Золотые волосы распущены, распушены.
Видно, только расплела толстые косы, расчесала, как что-то недоброе с места ее сорвало. Не успела убрать. Сколько волос. Словно охапка свежей, блестящей соломы.
И одета просто. В прямую, узкую и длинную, до пят, рубаху белую с широком алой каймой внизу, над краем полы. Рубаха развязана спереди, и грудь одна, как ясный месяц, вся наружу. Кинулась на траву — с узкой белой ступни слетела легкая обутка: босовичок, расшитый бисером.
Совсем по-домашнему она прибежала к нему — будто к мужу своему…
Схватила, надела обутку. Заговорила двойным осенним, с эхом, голосом, все озираясь, куда-то порываясь, то вскакивая резво, то плавно падая на колени, плотно обтягивая рубахой упругую и тяжкую, подвижную емкость круто выпуклых бедер.
Самой певучей, мягкой, задушевной, лучшей на свете показалась ему степная шипящая речь. Отяжелела у Руслана голова, помутилась. Трудно дышать.
Он еле произнес иссохшими губами:
— Чего она хочет?
— Бежать, бежать! — Кубрат, растянувшийся на траве, безутешно потряс над голой головой ладонями. — На Русь с тобой хочет бежать. Умер проклятый бек.

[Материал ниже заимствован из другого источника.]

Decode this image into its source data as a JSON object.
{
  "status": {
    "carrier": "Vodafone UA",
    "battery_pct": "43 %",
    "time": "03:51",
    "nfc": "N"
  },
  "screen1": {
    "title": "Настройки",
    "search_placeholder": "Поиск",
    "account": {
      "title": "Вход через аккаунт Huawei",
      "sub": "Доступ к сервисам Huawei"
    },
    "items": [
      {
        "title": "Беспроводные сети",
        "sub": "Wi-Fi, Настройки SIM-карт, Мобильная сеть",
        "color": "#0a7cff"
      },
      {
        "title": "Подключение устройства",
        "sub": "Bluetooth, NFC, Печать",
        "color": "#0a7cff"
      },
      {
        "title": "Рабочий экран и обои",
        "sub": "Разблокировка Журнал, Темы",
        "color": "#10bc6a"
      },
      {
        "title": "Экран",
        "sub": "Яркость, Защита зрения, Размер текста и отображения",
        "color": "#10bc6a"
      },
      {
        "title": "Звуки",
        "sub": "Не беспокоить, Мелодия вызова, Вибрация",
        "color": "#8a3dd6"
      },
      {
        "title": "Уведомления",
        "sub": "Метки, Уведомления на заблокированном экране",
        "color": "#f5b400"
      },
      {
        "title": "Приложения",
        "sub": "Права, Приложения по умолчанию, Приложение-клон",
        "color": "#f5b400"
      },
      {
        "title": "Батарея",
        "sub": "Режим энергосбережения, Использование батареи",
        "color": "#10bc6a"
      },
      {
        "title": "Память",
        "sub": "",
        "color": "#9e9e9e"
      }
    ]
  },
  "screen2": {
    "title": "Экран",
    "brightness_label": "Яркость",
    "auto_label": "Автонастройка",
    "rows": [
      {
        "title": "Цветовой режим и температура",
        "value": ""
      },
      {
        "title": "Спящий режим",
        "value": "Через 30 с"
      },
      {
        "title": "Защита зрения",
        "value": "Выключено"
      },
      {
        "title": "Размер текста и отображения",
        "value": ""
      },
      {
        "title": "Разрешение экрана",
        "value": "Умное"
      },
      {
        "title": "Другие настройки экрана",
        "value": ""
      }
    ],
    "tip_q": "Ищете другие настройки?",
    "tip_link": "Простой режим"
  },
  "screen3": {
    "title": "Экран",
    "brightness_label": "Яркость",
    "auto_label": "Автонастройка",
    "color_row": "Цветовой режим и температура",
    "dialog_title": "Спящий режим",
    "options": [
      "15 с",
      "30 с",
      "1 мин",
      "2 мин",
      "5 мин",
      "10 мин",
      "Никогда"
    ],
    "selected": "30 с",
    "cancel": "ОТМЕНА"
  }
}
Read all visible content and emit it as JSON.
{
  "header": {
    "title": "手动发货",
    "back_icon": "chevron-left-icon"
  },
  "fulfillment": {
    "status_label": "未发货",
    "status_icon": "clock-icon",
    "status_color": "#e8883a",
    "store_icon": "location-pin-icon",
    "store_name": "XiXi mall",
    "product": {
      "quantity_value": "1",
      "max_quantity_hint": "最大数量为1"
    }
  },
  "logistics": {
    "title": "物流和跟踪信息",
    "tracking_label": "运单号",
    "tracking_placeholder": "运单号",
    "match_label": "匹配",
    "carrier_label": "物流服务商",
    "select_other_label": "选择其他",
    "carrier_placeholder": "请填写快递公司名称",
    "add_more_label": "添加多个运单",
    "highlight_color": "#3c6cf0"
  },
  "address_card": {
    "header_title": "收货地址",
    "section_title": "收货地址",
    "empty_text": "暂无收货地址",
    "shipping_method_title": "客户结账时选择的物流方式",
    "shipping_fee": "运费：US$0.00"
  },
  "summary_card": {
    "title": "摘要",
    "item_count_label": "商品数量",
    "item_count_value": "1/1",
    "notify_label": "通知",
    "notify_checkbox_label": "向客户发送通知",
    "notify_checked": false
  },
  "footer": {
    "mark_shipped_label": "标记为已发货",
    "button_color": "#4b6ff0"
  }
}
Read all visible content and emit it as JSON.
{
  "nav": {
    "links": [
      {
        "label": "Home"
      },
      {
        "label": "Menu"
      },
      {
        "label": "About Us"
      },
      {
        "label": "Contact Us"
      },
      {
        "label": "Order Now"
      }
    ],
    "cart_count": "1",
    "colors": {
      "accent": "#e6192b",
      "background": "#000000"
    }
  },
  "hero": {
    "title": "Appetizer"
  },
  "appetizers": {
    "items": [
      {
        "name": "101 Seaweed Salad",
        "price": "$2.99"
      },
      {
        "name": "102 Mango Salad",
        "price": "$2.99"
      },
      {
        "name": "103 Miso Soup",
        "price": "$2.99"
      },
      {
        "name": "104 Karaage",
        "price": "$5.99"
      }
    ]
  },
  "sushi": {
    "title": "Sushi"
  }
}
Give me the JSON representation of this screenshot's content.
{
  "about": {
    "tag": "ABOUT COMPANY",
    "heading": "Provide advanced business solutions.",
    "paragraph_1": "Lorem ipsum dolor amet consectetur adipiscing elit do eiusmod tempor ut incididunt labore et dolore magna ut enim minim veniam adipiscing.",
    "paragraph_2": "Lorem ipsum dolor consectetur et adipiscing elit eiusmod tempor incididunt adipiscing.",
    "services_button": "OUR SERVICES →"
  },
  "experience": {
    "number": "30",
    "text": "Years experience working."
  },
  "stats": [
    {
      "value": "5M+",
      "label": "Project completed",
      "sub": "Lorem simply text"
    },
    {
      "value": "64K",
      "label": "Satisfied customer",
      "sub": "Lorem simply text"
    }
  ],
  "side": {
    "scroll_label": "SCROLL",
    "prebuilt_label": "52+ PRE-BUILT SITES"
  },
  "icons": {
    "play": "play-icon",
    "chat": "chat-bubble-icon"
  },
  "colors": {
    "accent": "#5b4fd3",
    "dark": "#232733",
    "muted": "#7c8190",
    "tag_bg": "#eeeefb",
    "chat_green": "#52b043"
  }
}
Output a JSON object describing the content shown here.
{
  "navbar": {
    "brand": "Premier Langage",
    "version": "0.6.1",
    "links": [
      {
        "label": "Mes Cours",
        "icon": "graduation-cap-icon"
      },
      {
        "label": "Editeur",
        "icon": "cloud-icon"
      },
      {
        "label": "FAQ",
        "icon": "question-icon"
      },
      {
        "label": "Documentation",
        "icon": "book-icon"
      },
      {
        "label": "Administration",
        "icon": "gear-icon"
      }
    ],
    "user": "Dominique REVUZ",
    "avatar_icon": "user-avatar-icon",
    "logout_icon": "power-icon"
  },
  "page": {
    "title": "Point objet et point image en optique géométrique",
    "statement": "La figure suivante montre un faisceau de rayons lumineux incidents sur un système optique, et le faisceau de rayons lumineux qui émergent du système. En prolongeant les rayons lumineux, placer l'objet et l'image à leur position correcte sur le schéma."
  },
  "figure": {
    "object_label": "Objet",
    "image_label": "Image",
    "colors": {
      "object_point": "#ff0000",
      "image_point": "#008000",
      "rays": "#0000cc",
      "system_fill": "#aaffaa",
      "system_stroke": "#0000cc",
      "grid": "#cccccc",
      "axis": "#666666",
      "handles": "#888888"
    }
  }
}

Умер? То — то в стане бабы стонут.
Вовсе ошалел Руслан. Кровь давит, вот прорвется, из ноздрей хлестнет. В глотке — камень.
— Зачем… бежать? Вольная теперь.
— Э! Ничего ты не знаешь…
Баян — Слу взяла отца за шиворот, трясет: «Русь, мурен, ат, эта, арслан». Старик мотает головой, она его тащит, понукает. Взвыл старик, подхватился, хрипит: «кыр, кыр», — машет в сторону степи. Убежал.
На бугре — никого. Лишь баба каменная. Ну, она не подымет шума. Нема. Женщина тянет Руслана за локоть, стелет ладонь по траве — мол, поползем. Скорей прочь от стана. Рехнулась! Разве от них уйдешь? А Баян-Слу бледно-смуглая торопит, журчит. Прозрачно. Сердечно. Грустно. Словно Рось в осеннем лесу. Улыбнулась умоляюще. Поцеловала в губы солеными от слез губами. Приложила пальцы к невысокому лбу. Вспоминая, нахмурилась. Нашла, блеснула глазами:
— Комонь.
Мол, отец коней приведет. И опять зовет его в степь.
Он медлит. Загремели копыта…
Руслану убить себя захотелось. Такое росисто сверкающее, солнечное — и от света, от чистоты совсем младенческое, до боли жалкое — блаженство загорелось в ее впалых темных глазах. Загорелось — и угасло. Глаза остекленели. Изнутри, из самых тайных глубин, с неслышным воем всплыла и двумя звенящими льдинками, застыла жуть.
Чужой человек, не Кубрат, жестко пролаял над ни-ми сумрачным басом, ломающим слух:
— Баян-Слу!
Они поднялись, немые и страшные, будто пойманные в час греха. Женщина с воплем вцепилась в огненные волосы. Затем вонзила ногти в губы Руслана. Их развели, скрутили. С него поползла ветхая рубаха. Обнажились белые плечи. Баян-Слу задержала на них дикий взгляд — и с ненавистью отвернулась.